Chapter 10. Bernard dan Aswin

58 12 1
                                    

Pukul 12 siang.

Kematian Ibni menyisakan tanda tanya yang besar. Semua peserta yang mengenal atau pernah menjalin kerja sama dengannya mulai berspekulasi alasan terbunuhnya pria itu. Jika Reza digadang-gadang sebagai pemenang atas kepiawaiannya dalam melakukan perhitungan detil bangunan, maka Ibni bisa menjadi kandidat pemenang jika dilihat dari pengalamannya dalam dunia konstruksi. Di umurnya yang menginjak 52 tahun, ia sudah banyak memakan asam-garam mengenai bangunan dan sarana prasarana. Dunia yang dipenuhi ketidakjujuran dan rentan akan operasi tangkap tangan, namun hanya Ibni yang bisa lolos dengan mudahnya.

Kekayaannya berlimpah ruah. Dengan jumlah uang yang selangit, rasanya ia hanya bermain-main untuk mengikuti tender proyek yang tidak seberapa ini. Ia memiliki istri yang sakit-sakitan sejak 10 tahun yang lalu―sehingga untuk memuaskan hasratnya, ia sering menyewa pelacur atau memacari anak-anak ABG. Kejahatan itu tidak menjadi pelanggaran pidana, karena alibinya, semua dilakukan atas dasar suka sama suka. Namun, siapa yang tahu isi hati seseorang yang kepalang merasa sakit?

"Jadi, bisa saja semua terjadi karena dendam." Nordan akhirnya berspekulasi. Vira di hadapannya hanya manggut-manggut.

"Ah, sok tahu." Leo ikut bergabung dalam lingkaran yang berisikan Vira alias Gesi, Nordan, Elsa, Jessica, dan Kiki. Ia menggeser Nordan dengan kasar hingga ia bisa berhadapan langsung dengan gadis berambut ikal panjang. "Hei, Gesi."

Sapaan itu membuat empat orang lainnya illfeel. Sedangkan Vira sendiri hanya meringis tidak nyaman dan membalas lambaian tangannya. "Hm.., hai." Ia tekankan, kesopanan adalah hal utama saat berada di lingkungan baru.

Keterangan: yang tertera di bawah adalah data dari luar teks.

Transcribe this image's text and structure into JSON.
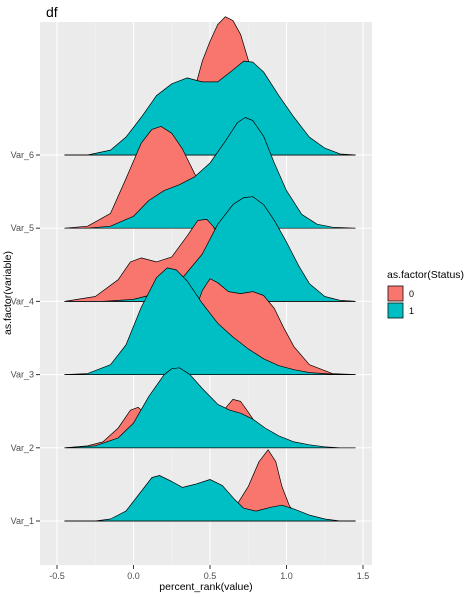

"Kalian tahu, tidak baik membicarakan orang yang sudah tiada. Walaupun kematiannya cukup misterius. Dimana letak tubuh Ibni? Gara-gara misteri itu, Pak Aswin tidak bisa menyimpulkan kematian Ibni."

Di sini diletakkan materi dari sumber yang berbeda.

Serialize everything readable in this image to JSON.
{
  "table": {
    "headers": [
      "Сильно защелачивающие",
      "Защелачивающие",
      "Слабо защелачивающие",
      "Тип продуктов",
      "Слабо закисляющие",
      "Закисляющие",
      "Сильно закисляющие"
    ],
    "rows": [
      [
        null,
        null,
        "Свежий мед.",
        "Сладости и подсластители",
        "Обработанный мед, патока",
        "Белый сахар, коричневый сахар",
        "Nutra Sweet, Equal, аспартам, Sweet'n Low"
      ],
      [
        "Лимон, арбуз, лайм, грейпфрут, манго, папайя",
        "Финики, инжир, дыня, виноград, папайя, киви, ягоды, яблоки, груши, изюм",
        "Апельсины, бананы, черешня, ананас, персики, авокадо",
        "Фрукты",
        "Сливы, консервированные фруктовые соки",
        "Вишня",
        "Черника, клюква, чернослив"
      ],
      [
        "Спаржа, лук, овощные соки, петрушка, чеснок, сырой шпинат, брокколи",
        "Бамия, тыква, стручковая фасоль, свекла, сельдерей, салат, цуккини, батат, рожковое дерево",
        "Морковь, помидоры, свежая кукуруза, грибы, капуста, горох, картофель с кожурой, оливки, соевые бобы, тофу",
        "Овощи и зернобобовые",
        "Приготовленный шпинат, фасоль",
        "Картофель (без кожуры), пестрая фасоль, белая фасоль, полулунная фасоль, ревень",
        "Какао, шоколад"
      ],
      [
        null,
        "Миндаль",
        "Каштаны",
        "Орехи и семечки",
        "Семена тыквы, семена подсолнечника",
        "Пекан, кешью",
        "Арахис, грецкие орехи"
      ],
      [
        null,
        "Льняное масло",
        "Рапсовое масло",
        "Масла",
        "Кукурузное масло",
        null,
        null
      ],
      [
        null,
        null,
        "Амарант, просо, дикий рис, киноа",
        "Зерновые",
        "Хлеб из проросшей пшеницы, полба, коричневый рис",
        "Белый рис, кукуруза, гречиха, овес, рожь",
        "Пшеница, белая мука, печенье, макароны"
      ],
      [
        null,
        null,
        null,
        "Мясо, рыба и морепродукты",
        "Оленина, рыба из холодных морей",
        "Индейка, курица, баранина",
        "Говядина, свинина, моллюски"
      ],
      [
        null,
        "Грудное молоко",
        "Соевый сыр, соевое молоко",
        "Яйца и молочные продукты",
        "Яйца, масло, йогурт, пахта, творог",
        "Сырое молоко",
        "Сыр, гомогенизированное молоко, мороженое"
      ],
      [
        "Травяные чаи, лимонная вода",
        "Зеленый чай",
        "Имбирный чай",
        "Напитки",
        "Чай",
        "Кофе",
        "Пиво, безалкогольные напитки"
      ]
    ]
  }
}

"Bicara tentang Pak Aswin," Nordan menoleh pada Leo yang memancing omongan. "Kenapa bisa bosmu―Pak Hilman―adalah seorang polisi? Kenapa ia menyamar ke dalam acara ini?"

Wajah Leo yang biasa ketara menampakkan santai dan tanpa beban, kini kusut untuk 2 detik. Pertanyaan pemuda cerdas di sampingnya cukup menjadi momok karena 'menceritakan tentang dirinya sendiri' terasa bukan stylenya. "Aku akan menjawab jika Gesi yang bertanya," katanya dengan centil.

Oh, diantara banyak wanita di sini, di gedung ini―bahkan ada wanita secantik Elsa―, kenapa Leo malah mengejar dirinya? Vira merasa risih. Tapi, sekali lagi. Ini lingkungan baru, dan ia harus beradaptasi sebaik mungkin. "Kenapa Pak Hilman harus menyamar menjadi direktur di acara ini?"

Kiki melirik Vira dengan tatapan penuh arti.

"Dipaksa sama Pak Tua itu," katanya acuh tak acuh dengan jempol mengarah ke belakang―tepat pada Hilman yang terlihat dari jauh sedang memperhatikan mereka. "Ia mendatangi perusahaan kami dan meminta tolong untuk ikut dalam acara ini dengan menyamar sebagai Pak Hilman, bos kami, yang tidak punya alasan untuk menolak. Sebagai jaga-jaga, istrinya juga ikut di acara ini demi menjaga nama baik perusahaannya―sekalipun Pak Bernard adalah polisi dan ada aku sebagai anak buah andalan Pak Hilman yang asli. Karena tidak ada jaminan bahwa nama baiknya tetap terjaga di sini."

"Anak buah andalan, hmm.., sombong juga." Nordan mengangguk-angguk. Mendapati tatapan tak senang dari Leo, ia pun mengangkat tangan. "Tenang, tenang. Hanya bercanda, Bro."

Dibanding terlibat dalam hubungan Leo – Nordan yang terlihat tidak akur, Vira memilih berdiam atas dua pemikiran. Pertama, ia mendapatkan jawaban atas kegundahan Rosa yang sebelumnya sempat bertanya-tanya alasan polisi harus berada di sini. Dan, yang kedua....

Bernard―polisi yang menyamar sebagai Hilman―duduk di sela antara Leo dan Nordan―membuat si malang Leo harus tergeser dan nyaris jatuh ke lapangan basah di sebelahnya. Koridor ini bukan tempat yang cocok untuk diskusi.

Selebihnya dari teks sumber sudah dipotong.